'The Bachelor' Is All About Sisterhood

Michael Yada/ABC

General societal stereotypes will tell you that when a group of women get in a room together, there is nothing for them to do but fight. They’ll snivel and snipe and shriek, powered only by the need to be the alpha female in the group, to assert dominance over other women in the group. Anecdotally, I’ve found these situations to be few and far between, especially in situations where one could expect a lot of infighting. Look at The Bachelor, for example. Cramming 30 women in a house to fight over one man could lead to some heavy drama, and while there are fights (which I feel are mostly edited to look bigger than they are), many women on The Bachelor come out with 29 more friends and 0 more boyfriends than they had before. In fact, Nick Viall’s Bachelor: Women Tell All featured more sisterhood than anything else. Who needs a man when you can have an army of new BFFs?

That’s not to say that there was no fighting during Women Tell All — the producers couldn’t let no drama roll in. Corinne and Taylor got into it a bit, and some of the other women called Taylor a bully, but mostly, the women were on each other’s team. Liz, who slept with Nick at Jade and Tanner’s wedding and then came on the show to give things another chance, was eliminated from the show because Nick thought her shot at The Bachelor was a bit attention-seeking (it kinda was, if you ask me), but Liz’s teary-eyed monologue about knowing who she is and trying to be the best person she could be was so well-received and supported by the other women on the show that everyone was basically crying and talking about what an amazing person Liz is. Her time in the WTA hot seat could have been a prime moment to jump on her for being there "for the wrong reasons," but that's not what happened. The women stood by her and up for her — which was pretty cool to see.

Michael Yada/ABC

Corinne, who had her detractors on the season, was mostly accepted on Women Tell All, with good pal Josephine singing her praises all night. Some of the WTA basically seems to be prime Bachelor In Paradise auditioning time, but the optimist in me wins over the cynic here — I think these women really do all like each other. And when Kristina got on stage to share her struggles and talk about her childhood in Russia, it was like she had 19 other cheerleaders up on stage with her.

Michael Yada/ABC

Of course, this isn’t necessarily new for The Bachelor. Contestants frequently become very, very close after being on the show, and there are plenty of Bachelor besties from seasons past — Jade and Carly, Andi and Sharleen, Renee and Des, etc. When there’s only one guy to date and you’re not feeling it (or he's not), you may as well make lemons from lemonade and make some best friends.

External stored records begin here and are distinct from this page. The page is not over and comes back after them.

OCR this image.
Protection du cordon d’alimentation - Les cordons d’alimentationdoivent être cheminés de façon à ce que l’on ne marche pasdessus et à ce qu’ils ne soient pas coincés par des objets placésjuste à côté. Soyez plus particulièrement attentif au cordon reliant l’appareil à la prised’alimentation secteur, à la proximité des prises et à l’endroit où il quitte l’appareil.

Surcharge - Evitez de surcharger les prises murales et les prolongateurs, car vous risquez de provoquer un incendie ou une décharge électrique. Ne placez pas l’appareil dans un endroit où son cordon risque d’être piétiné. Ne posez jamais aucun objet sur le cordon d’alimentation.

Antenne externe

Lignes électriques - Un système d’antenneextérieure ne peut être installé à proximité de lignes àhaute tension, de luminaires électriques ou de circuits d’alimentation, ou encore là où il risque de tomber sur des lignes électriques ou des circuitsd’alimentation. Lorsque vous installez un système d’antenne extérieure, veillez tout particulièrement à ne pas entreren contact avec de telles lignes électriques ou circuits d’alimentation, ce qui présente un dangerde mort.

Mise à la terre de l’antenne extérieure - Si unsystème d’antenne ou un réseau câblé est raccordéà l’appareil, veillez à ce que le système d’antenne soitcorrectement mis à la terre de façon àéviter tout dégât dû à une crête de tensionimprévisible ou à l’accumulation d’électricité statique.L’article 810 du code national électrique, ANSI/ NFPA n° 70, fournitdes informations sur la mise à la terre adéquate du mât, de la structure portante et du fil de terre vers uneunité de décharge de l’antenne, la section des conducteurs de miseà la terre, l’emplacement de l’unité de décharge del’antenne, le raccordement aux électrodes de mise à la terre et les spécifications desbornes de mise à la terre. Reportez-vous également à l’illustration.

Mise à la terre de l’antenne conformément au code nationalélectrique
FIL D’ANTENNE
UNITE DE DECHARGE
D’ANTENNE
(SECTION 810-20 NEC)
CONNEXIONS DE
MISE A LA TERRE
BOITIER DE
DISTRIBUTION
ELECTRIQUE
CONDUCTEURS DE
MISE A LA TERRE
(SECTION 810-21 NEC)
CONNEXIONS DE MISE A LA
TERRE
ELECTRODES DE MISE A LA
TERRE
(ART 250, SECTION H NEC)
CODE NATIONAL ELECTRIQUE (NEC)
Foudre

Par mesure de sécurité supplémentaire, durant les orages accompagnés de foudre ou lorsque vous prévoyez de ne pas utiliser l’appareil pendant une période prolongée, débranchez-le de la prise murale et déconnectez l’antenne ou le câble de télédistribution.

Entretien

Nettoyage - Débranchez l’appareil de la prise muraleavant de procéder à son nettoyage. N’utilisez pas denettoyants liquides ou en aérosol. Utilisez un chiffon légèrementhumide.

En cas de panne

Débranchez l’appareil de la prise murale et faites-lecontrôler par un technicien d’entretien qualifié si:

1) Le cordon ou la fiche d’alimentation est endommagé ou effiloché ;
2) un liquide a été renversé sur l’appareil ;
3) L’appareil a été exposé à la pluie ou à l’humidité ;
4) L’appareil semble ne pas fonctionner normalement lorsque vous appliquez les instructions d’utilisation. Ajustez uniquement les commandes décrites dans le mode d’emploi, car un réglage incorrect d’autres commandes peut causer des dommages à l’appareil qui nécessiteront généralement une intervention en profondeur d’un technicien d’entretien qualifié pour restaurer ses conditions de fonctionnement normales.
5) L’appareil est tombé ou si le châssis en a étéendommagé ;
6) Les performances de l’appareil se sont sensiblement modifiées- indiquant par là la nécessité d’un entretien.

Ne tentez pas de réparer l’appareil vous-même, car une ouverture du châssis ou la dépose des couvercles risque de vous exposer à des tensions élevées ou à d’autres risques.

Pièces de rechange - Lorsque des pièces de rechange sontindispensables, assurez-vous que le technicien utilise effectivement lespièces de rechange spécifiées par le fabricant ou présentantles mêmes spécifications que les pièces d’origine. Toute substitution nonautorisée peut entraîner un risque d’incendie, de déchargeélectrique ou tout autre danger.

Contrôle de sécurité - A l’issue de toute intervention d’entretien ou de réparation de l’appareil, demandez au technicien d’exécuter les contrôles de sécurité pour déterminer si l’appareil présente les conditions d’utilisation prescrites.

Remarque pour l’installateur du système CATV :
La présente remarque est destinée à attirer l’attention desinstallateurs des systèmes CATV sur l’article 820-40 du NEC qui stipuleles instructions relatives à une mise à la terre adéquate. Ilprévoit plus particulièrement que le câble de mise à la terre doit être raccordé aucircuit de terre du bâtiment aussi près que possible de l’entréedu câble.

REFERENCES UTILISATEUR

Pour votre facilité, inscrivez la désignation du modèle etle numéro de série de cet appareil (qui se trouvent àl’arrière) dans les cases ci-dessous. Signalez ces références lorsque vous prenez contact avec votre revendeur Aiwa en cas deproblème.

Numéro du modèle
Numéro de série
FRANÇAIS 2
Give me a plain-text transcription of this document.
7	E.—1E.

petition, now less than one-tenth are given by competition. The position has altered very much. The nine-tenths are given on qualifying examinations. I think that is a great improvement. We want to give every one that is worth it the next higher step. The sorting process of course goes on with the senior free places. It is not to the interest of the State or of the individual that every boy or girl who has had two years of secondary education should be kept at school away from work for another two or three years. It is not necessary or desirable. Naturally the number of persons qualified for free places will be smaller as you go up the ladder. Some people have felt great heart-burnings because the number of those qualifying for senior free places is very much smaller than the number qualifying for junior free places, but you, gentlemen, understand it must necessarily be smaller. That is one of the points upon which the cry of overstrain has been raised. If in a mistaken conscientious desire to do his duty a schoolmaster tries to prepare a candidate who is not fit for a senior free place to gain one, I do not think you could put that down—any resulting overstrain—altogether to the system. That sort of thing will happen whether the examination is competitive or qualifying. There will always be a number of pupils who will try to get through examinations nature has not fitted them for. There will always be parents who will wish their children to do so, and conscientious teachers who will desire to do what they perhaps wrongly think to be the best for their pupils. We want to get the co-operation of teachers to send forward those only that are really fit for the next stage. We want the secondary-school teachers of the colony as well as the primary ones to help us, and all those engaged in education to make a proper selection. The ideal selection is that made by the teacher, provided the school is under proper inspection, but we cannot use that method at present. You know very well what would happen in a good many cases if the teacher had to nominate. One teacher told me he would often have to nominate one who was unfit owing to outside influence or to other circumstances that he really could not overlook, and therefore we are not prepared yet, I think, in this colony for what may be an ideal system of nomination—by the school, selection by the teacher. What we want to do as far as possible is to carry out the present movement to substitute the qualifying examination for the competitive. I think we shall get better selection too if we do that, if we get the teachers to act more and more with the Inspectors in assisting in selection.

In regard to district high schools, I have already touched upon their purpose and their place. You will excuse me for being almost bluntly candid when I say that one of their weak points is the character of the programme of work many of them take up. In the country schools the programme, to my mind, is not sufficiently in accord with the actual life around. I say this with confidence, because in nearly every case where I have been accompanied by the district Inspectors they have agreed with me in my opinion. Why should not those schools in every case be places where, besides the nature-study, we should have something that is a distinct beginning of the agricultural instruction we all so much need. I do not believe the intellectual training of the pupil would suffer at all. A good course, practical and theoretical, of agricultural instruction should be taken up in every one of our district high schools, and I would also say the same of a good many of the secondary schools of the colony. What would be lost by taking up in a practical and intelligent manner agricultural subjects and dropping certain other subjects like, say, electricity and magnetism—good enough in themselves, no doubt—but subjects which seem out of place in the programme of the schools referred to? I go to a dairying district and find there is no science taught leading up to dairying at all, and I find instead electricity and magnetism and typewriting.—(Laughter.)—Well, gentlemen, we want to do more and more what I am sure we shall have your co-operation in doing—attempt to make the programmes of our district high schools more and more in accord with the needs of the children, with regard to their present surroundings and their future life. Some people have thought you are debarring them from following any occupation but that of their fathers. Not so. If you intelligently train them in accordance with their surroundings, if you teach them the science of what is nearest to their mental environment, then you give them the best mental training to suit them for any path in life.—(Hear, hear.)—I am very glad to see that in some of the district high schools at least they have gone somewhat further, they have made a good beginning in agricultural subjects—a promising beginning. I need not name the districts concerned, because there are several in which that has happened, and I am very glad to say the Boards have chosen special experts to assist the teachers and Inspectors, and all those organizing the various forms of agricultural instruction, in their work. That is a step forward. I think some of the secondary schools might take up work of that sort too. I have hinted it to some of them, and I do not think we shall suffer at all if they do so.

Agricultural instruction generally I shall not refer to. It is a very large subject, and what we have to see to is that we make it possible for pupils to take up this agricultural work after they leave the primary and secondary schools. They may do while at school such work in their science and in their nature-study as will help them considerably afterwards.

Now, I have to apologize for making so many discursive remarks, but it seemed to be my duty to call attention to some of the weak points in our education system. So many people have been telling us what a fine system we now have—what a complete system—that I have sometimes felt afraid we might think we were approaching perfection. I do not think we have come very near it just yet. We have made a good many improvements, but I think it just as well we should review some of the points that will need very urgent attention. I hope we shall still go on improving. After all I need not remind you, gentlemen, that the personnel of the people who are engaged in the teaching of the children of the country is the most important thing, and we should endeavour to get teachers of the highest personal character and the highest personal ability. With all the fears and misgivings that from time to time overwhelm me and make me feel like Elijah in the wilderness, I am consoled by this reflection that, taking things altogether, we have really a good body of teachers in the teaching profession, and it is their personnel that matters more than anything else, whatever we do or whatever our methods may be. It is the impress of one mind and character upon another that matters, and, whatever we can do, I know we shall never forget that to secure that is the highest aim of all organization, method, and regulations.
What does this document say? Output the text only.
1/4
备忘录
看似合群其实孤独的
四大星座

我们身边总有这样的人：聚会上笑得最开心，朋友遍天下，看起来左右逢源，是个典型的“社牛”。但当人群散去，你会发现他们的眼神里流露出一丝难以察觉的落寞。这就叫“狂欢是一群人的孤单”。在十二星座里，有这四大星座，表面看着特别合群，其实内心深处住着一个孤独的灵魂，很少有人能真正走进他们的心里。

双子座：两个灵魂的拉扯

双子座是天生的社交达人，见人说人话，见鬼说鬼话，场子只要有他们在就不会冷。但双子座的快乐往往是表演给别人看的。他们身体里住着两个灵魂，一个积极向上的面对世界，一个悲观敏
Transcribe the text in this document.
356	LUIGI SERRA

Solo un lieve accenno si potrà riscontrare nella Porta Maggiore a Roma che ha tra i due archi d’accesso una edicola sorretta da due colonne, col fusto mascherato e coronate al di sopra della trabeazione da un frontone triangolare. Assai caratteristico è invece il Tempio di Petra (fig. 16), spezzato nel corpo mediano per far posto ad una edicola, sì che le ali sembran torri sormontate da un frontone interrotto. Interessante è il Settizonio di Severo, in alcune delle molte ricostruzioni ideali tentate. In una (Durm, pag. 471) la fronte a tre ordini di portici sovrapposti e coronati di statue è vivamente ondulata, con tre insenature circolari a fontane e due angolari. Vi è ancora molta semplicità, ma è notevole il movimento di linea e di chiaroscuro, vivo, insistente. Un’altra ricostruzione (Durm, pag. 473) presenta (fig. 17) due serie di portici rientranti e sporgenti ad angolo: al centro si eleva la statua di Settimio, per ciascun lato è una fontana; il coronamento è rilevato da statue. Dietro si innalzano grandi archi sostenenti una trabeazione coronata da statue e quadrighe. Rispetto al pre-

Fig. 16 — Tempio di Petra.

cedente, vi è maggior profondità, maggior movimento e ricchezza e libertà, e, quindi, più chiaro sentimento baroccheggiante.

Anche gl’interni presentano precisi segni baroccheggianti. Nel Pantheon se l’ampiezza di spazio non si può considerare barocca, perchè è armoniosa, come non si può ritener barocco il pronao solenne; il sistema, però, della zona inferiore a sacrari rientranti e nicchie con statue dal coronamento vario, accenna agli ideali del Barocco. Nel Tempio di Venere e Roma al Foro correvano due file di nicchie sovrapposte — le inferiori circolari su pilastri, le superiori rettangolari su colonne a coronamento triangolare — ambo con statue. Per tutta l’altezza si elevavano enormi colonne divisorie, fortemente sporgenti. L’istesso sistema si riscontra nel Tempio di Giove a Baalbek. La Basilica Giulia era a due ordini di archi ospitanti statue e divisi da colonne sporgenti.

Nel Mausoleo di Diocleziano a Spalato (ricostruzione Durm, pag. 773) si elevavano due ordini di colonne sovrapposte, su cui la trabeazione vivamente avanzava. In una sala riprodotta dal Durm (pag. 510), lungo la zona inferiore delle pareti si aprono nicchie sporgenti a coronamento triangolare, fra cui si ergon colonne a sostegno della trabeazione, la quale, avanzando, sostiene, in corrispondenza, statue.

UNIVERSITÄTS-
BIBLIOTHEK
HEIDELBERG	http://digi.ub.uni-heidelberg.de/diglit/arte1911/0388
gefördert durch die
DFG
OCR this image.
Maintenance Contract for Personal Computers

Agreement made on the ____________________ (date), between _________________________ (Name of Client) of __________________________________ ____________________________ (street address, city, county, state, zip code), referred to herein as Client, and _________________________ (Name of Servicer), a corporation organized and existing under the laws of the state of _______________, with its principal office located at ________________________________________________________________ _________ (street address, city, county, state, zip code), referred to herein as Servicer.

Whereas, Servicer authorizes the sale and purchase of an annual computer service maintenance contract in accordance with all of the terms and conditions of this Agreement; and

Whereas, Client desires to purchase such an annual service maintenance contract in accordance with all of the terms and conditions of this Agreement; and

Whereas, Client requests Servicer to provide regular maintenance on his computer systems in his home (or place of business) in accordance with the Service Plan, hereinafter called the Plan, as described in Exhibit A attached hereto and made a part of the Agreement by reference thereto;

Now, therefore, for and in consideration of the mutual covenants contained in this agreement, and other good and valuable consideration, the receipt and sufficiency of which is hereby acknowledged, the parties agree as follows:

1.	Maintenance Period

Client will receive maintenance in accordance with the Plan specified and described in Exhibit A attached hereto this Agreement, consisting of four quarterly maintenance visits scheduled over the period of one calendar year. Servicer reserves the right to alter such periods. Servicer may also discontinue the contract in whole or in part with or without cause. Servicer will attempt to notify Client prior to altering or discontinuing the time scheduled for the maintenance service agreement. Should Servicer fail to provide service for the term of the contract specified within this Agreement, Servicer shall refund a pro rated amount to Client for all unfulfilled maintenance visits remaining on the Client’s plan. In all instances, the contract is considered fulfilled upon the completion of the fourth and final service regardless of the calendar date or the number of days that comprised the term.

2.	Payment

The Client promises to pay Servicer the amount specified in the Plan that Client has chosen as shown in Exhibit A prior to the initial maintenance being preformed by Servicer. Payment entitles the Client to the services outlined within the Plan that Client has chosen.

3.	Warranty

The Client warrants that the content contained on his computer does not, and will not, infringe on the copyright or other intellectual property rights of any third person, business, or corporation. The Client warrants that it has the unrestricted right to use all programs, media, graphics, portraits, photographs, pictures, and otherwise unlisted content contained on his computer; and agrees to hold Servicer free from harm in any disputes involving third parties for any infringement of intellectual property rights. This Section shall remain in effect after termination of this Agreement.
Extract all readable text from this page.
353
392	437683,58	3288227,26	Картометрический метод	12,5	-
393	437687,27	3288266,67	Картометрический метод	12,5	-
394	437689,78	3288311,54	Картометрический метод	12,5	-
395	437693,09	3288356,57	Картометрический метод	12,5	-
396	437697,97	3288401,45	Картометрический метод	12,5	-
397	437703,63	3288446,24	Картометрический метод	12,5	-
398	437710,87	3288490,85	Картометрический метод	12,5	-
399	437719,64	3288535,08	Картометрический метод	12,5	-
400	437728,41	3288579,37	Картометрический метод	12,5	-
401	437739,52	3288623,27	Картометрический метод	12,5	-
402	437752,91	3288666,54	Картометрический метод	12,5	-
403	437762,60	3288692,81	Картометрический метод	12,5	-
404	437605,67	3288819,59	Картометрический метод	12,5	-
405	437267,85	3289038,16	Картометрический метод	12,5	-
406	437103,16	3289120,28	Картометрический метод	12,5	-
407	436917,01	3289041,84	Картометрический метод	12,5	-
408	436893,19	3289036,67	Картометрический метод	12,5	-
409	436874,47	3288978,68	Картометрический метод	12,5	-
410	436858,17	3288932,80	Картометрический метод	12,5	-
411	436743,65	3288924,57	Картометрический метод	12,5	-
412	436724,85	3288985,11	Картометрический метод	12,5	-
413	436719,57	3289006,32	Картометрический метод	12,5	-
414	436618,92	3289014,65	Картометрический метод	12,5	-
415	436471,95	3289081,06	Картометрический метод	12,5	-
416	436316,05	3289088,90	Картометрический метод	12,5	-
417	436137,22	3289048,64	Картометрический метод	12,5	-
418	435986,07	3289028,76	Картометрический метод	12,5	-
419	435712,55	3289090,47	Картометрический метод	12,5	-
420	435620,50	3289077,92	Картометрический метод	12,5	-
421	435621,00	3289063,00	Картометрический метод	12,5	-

Generally speaking, the women on The Bachelor aren’t catty, vindictive harpies looking to do anything to marry the man that’s in front of them. Those women exist, but they’re few and far between. Most are normal women who want a shot at love and perhaps some time on television, and then they come back home with a bunch of new pals. Nick Viall’s Women Tell All highlighted this fact — the women (save for Raven or Vanessa, since we don’t know who takes home that ring) may not have Nick, but they certainly have each other.